Correre.
Non ricordava perché, neanche realizzava di averlo mai saputo, ma era cosciente di dover correre, attaccare il furgone, fare del male, farsi del male.
Correre, ancora ed ancora.
Sentiva una gamba fargli male, ma ne ignorava il motivo. Era consapevole che ci fosse, come sapeva che, nel suo passato, correre era stato un tassello della sua vita. Lo sapeva, ma raggiungere quei perché era troppo difficile, troppo faticoso.Era tutta così la sua vita ormai, sempre che si avesse il coraggio di chiamarla tale.
Sentiva che la ragione, in un certo senso, era ancora radicata in lui, che, in un qualche modo, magari, sarebbe anche riuscito a raggiungerla, ad afferrarla.
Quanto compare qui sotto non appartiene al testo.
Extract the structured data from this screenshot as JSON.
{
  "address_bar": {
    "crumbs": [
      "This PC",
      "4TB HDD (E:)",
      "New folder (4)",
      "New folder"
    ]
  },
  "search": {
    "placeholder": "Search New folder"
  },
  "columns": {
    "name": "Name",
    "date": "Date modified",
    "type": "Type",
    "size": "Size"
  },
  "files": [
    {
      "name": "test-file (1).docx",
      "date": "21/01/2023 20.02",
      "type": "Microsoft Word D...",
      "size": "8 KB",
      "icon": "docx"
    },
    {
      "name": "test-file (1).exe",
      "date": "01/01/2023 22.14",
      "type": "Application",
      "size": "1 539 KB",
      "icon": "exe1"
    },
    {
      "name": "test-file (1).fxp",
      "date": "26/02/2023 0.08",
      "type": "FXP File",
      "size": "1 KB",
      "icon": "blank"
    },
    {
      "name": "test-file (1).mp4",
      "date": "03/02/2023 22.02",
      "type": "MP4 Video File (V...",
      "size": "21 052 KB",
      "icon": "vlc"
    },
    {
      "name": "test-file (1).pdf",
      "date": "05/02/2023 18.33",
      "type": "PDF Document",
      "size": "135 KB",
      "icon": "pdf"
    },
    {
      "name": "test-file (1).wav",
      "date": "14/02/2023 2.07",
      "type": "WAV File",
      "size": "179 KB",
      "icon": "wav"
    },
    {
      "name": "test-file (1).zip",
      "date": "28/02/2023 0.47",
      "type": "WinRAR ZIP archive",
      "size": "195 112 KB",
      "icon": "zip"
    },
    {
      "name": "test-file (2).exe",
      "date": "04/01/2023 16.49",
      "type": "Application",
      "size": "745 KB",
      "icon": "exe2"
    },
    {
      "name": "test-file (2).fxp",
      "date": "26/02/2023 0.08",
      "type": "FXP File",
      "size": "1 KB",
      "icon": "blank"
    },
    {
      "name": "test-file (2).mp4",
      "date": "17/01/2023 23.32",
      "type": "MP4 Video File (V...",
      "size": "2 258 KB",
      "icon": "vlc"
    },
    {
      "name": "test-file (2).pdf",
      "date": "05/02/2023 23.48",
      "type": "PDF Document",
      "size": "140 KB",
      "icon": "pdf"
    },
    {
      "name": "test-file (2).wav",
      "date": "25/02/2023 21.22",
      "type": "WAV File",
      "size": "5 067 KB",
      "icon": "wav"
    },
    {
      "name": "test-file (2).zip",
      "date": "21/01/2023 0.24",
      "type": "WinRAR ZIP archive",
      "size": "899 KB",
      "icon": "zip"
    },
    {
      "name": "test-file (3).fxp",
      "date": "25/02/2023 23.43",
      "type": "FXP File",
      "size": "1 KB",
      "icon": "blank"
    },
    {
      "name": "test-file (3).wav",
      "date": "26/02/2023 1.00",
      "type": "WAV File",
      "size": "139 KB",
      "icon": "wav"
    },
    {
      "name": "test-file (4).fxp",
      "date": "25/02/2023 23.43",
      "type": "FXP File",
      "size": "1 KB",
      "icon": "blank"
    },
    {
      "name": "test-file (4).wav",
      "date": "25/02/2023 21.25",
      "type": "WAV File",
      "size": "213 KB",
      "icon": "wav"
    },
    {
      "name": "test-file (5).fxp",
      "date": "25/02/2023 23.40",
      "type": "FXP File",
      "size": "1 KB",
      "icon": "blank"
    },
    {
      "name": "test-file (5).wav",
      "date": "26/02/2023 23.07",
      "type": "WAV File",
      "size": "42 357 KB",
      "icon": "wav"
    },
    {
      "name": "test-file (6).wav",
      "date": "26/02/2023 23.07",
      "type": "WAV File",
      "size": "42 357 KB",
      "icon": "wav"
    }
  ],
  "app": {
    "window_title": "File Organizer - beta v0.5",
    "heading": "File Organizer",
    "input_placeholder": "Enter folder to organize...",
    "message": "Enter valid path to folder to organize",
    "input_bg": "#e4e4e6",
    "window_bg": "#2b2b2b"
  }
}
Ma era sommerso, ricoperto, da pensieri sconnessi, pensieri che sapeva di non dover avere, rivolti allo strano colore del cielo, all'odore della polvere, al suono che i suoi piedi facevano correndo, per strada.
Ed al costante, lineare, desiderio di morte.
L'unica cosa che sapeva di aver sempre avuto, sin dal primo momento nella radura.
Morire. Voleva morire.
Voleva morire, e avrebbe potuto morire.
Ma lo aveva tradito, non aveva rispettato la sua richiesta.
Morire.
Richiesta.
Tradimento.
Rabbia.
La sentì arrivare, la sentì risalire in lui, crescere sempre di più.
E poi scoppiò.
Iniziò a correre, scagliandosi contro il furgone, a più riprese.
Diventando esattamente come uno dei tanti altri.
Ignorando tutti gli altri.
Solo Rabbia, Morte, Tradimento.
Poi lo vide.
Impossibile non vederlo, certo.
Impossibile non riconoscerlo.
Sentì la rabbia, istantaneamente, andarsene, la ragione farsi strada nelle gallerie ormai scavate dalla pazzia, riuscendo ad aggrapparsi, seppur molto precariamente, alla parte della sua mente più vicina alla realtà.
Era in mezzo alla strada, ma non doveva correre più.
Non c'era più bisogno di correre.Non devi correre Newt, non devi.
Magari finalmente non devi neanche più vivere.
Magari puoi morire Newt.
Morire. Andarsene, finalmente.Thomas doveva rispettare quella richiesta, doveva.
Tommy, guardami.
Guardami, non ti faccio pena?
Non ti faccio pena, ridotto come un qualsiasi spaccato?
Uccidimi Tommy.
Voglio morire, devo morire.
Dovevo morire due anni fa Tommy.Sapeva, era consapevole di apparire pazzo agli occhi dell'amico.
Sapeva bene anche di esserlo.
Era, in un certo senso, felice di esserlo.
Non importava neanche più l'orgoglio, a quel punto.
Non importava se facesse pena.
Voleva solo essere ucciso. Ucciso dal suo migliore amico.«Ehi, Newt, sono io, Thomas. Ti ricordi ancora di me, vero?»
Dio, Tommy!
La sua voce era così vera, così reale.
Lo ritirava su, quasi fosse una molla, verso il porto della lucidità.Il porto sicuro... Io ho cercato il porto sicuro, io l'ho cercato, in un modo talmente disperato che...
E' difficile. E' difficile non ricadere giù, nella nube dei suoi pensieri, sconnessi e distanti.
Ma lui ci prova.
Quei pensieri tentano di tirarlo via, verso l'oblio di ricordi, sentimenti divoranti, promettendogli quasi una pace illusoria.
Ma lui quella pace non la vuole.
Perché sa che forse ha un'altra occasione per conquistarsi quella vera, adesso.
Si affretta a rispondere, appena coglie l'ondata della lucidità, prima che se ne vada di nuovo.«Accidenti se mi ricordo di te, Tommy. Sei appena venuto a trovarmi al Palazzo, sbattendomi in faccia il fatto di aver ignorato la mia lettera. Non posso impazzire completamente nel giro di pochi giorni.»